Ophthalmoplegia

Ophthalmoplegia is a disease characterized by paralysis of the extraocular muscles, which results in limited eye movement, drooping of the upper eyelid, and incomplete closure of the eye. Eye symptoms are combined with neurological ones - coordination, speech, sensitivity, etc.

Normally, the eye muscles are supplied by three pairs of cranial nerves. The oculomotor nerve (CN. III, nn. III-IV-VI) innervates the superior oblique and inferior oblique muscles, the orbicularis superior and orbicularis inferior muscles, the trochlear muscle in combination with the abducens nerve - CN. IV, no. abducens. The motor innervation of the ciliary muscle is carried out by the trigeminal nerve CN. V. With ophthalmoplegia, there is either complete or partial paralysis of each muscle group or group while maintaining their function. Paralysis can be either unilateral or bilateral. Often, paralysis of the eye muscles is accompanied by acute cerebrovascular accident, tumors, disruption of the internal environment of the body, trauma, inflammation and infectious diseases.
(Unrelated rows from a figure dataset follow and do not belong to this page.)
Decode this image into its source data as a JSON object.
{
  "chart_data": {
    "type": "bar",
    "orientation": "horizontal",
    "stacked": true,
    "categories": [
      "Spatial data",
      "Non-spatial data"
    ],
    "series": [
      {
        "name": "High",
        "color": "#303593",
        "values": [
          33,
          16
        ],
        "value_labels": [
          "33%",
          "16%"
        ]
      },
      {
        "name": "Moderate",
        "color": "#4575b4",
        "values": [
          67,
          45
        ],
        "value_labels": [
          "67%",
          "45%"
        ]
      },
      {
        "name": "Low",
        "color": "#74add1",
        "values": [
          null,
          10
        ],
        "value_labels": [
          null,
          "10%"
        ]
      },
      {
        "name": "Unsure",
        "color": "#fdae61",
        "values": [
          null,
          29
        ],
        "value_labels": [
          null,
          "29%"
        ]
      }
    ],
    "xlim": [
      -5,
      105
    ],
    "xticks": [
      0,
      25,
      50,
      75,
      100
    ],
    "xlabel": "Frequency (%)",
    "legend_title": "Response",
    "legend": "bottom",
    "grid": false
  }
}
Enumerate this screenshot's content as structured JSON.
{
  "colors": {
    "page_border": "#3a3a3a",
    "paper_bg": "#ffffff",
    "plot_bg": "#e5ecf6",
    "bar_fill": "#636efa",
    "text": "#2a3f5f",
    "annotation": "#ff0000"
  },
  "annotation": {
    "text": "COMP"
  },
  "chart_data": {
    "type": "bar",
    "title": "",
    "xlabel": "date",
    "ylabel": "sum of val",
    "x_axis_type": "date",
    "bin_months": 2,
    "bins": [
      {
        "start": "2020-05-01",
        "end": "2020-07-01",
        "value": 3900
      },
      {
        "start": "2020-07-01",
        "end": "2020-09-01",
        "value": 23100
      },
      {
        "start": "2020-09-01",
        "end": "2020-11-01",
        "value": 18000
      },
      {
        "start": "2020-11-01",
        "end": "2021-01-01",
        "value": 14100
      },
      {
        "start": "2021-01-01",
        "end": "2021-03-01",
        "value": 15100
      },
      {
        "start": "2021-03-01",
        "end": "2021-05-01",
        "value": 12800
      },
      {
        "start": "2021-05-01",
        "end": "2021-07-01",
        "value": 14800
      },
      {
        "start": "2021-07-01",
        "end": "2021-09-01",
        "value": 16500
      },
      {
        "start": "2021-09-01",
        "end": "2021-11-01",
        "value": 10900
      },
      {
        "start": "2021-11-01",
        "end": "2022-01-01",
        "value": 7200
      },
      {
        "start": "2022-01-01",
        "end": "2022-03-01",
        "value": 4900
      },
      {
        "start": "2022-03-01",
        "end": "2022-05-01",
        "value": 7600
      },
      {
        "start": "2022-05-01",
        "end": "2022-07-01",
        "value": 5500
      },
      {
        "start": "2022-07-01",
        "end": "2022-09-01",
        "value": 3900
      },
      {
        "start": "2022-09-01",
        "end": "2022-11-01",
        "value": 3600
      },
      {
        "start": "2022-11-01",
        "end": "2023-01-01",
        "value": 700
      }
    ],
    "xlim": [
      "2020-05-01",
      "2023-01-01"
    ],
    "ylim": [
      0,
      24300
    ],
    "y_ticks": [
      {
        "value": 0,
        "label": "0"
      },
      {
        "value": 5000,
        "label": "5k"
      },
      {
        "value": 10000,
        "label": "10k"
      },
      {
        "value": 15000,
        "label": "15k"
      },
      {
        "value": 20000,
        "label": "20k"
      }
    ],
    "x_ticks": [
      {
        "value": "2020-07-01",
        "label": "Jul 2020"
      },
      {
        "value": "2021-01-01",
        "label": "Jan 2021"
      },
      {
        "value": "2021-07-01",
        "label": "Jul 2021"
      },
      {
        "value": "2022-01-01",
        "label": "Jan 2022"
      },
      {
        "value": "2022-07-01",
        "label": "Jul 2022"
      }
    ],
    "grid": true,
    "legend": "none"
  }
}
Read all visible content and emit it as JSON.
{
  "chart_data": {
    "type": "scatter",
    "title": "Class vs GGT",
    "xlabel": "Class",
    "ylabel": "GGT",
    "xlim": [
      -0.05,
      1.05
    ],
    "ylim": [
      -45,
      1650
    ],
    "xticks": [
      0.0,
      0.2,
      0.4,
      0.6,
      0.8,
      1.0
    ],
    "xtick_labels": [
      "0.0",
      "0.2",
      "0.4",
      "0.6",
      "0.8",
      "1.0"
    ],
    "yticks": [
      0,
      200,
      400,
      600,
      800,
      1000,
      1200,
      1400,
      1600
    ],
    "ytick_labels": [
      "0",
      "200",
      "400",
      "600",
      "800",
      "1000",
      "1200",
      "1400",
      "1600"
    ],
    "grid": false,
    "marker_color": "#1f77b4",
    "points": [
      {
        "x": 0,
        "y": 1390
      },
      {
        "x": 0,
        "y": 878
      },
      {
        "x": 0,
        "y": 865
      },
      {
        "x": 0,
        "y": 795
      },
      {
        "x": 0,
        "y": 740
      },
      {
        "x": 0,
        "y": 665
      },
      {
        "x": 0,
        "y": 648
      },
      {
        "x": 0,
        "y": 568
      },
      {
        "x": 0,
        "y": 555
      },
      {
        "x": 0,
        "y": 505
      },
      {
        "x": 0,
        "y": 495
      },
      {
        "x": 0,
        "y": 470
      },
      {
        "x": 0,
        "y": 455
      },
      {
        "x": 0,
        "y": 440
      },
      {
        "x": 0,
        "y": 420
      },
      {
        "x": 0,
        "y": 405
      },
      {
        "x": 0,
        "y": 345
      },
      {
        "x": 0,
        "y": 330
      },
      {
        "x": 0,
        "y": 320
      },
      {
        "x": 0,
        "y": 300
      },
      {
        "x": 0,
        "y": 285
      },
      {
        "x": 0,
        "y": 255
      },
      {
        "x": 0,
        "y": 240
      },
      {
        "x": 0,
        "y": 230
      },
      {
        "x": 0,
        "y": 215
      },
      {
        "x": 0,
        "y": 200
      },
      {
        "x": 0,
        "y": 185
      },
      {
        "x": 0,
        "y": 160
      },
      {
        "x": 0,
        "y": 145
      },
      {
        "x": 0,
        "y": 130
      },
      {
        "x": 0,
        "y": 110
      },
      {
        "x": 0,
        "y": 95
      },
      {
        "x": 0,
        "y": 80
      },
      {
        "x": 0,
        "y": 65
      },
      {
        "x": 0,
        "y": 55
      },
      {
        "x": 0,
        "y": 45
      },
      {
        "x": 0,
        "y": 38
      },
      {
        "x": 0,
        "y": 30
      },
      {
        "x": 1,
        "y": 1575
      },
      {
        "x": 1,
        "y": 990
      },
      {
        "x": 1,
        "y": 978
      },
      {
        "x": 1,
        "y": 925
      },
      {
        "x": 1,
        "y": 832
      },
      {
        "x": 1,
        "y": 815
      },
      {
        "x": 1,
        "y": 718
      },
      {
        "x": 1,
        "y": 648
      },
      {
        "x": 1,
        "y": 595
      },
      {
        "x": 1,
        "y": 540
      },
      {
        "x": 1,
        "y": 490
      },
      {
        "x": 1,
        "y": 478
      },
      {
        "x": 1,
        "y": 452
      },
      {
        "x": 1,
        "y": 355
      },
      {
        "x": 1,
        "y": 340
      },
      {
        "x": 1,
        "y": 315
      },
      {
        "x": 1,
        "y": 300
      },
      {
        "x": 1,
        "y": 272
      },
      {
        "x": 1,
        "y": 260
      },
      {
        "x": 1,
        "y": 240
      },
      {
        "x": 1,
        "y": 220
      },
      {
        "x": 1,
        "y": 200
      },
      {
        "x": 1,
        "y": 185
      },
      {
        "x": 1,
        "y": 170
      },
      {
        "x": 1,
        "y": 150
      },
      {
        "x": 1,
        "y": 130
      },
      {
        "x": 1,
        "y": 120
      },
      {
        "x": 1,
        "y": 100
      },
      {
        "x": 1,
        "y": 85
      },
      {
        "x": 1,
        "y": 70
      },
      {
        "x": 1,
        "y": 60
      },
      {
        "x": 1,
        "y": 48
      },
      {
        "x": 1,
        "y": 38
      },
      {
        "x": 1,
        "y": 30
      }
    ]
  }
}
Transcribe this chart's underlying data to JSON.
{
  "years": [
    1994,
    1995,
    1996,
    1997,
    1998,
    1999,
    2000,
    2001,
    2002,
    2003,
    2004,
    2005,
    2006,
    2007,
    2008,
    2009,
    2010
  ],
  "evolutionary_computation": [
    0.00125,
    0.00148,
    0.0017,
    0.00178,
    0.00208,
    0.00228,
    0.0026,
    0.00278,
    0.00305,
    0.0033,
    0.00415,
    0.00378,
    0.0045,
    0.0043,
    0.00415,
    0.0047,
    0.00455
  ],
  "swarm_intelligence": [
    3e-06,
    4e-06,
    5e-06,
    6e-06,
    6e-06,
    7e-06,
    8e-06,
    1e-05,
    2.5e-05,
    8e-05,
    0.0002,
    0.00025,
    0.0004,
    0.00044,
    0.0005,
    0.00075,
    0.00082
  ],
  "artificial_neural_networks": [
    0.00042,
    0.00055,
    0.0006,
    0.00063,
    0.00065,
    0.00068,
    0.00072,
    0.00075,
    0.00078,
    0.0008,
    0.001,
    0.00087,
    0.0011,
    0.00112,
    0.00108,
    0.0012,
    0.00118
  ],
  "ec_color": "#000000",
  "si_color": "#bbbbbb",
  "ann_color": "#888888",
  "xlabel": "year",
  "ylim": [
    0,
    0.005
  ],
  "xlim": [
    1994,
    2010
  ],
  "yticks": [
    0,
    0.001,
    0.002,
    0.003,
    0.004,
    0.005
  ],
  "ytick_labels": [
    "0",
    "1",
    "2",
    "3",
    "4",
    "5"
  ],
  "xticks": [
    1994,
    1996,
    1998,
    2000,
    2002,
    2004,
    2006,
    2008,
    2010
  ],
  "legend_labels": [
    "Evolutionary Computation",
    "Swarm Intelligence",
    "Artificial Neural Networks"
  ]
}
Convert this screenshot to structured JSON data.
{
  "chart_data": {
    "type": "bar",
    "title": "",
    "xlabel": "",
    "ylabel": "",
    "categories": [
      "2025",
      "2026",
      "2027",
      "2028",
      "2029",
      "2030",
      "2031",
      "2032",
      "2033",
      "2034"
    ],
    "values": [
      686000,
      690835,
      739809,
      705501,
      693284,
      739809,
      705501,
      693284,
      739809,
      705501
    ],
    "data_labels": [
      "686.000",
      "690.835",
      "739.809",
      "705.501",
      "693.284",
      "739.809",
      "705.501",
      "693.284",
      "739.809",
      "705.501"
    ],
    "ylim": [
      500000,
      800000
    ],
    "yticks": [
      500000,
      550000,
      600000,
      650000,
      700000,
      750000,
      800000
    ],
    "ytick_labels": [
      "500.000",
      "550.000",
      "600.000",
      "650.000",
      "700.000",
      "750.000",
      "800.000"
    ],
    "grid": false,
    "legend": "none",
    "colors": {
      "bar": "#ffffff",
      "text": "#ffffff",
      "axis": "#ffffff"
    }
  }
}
But this does not always indicate the ophthalmological nature of the disease. Pathologies also occur with poisoning, inflammation of the trigeminal nerve - Ramsay-Hendson syndrome, disease of the thoracic vertebral spine, weakness of the facial muscles, removal of the temporal lobe of the brain as a result of cancer or purulent inflammation, stroke, head injury. There is also a possible connection between myopathy of the internal eye muscles and Wilson-Konovalov disease and phosphorus intoxication. Often the cause is functional ophthalmoplegia (adrenalophobia) caused by stress.